Jim Wilson is the retired director of Community Christian Ministries in Moscow, Idaho. He will be posting regularly, so check back in soon!

Friday, October 14, 2016

Obedience & Provision

Written by Jim Howard

A rugged-looking man of sun-bronzed skin, clothed in a rough leather garment, stands alone by the little mountain brook. He shields his eyes from the lowering sun to see a flock of large black birds swooping toward him. He reaches eagerly to take from the leading raven’s beak a part of the evening’s supper, then dips some clear water from the brook.

Elijah, the prophet of Israel (1 Kings 17:1-7), has been sent by God to a wilderness brook far from the burning vengeance of wicked King Ahab. Coming upon him in this scene, we can look briefly at two principles operating in his life: 1) his obedience and 2) his provision from the Lord.

We first see Elijah in the royal court of Samaria. Elijah has confronted Ahab, perhaps has warned him of his need for repentance, and now has told him of the ensuing drought as punishment form the Lord (v. 1). Immediately upon giving this message to the king, Elijah received a command. Notice Elijah’s obedience: “And the word of the Lord came unto him saying, ‘Get thee hence…’ So he went…” (v. 2, 5).

Elijah must have been attuned to the Lord’s speaking, or the word of the Lord could not have come to him. And when it did come, he obeyed instantly. The key to the Christian’s guidance is having a heart in tune with the Lord, ready, as Samuel the prophet was, to say, “Speak; for thy servant heareth” (1 Sam. 3:10). When the word of the Lord is clear to us, are we prepared to act upon it in obedience?

It is to the brook in the wilderness that God commands Elijah to go. But God has already been there ahead of him. He has commanded the ravens to bring Elijah food both morning and evening and has planned for the fresh water of the brook to sustain him. Notice how God works at both ends of the situation. Elijah’s provision is there waiting for him, as he obeys. So it is for the Christian who seeks first the kingdom of God and His righteousness, and consequently finds that all the necessities are added to him (Matt. 6:33).

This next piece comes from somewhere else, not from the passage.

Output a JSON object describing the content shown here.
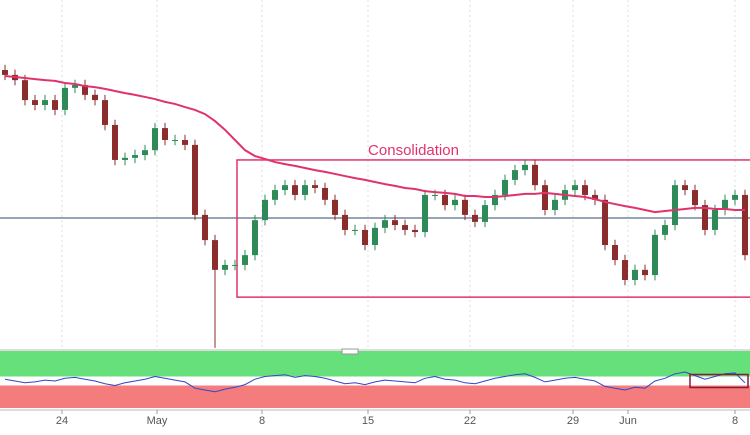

When the brook dries up, it could well appear to Elijah that God has left him. But at the eleventh hour, “the word of the Lord came unto him” (v. 8) again, to move him on to a new place of provision. So God often meets the believer at the eleventh hour. He has not promised grace for anticipation, but rather He assures us, “My grace is sufficient” (2 Cor. 12:9, italics mine), right now.

Is our life characterized by the same unquestioning obedience as Elijah’s? Are we trusting in the same kind of faithfulness on God’s part to meet our need in His own time?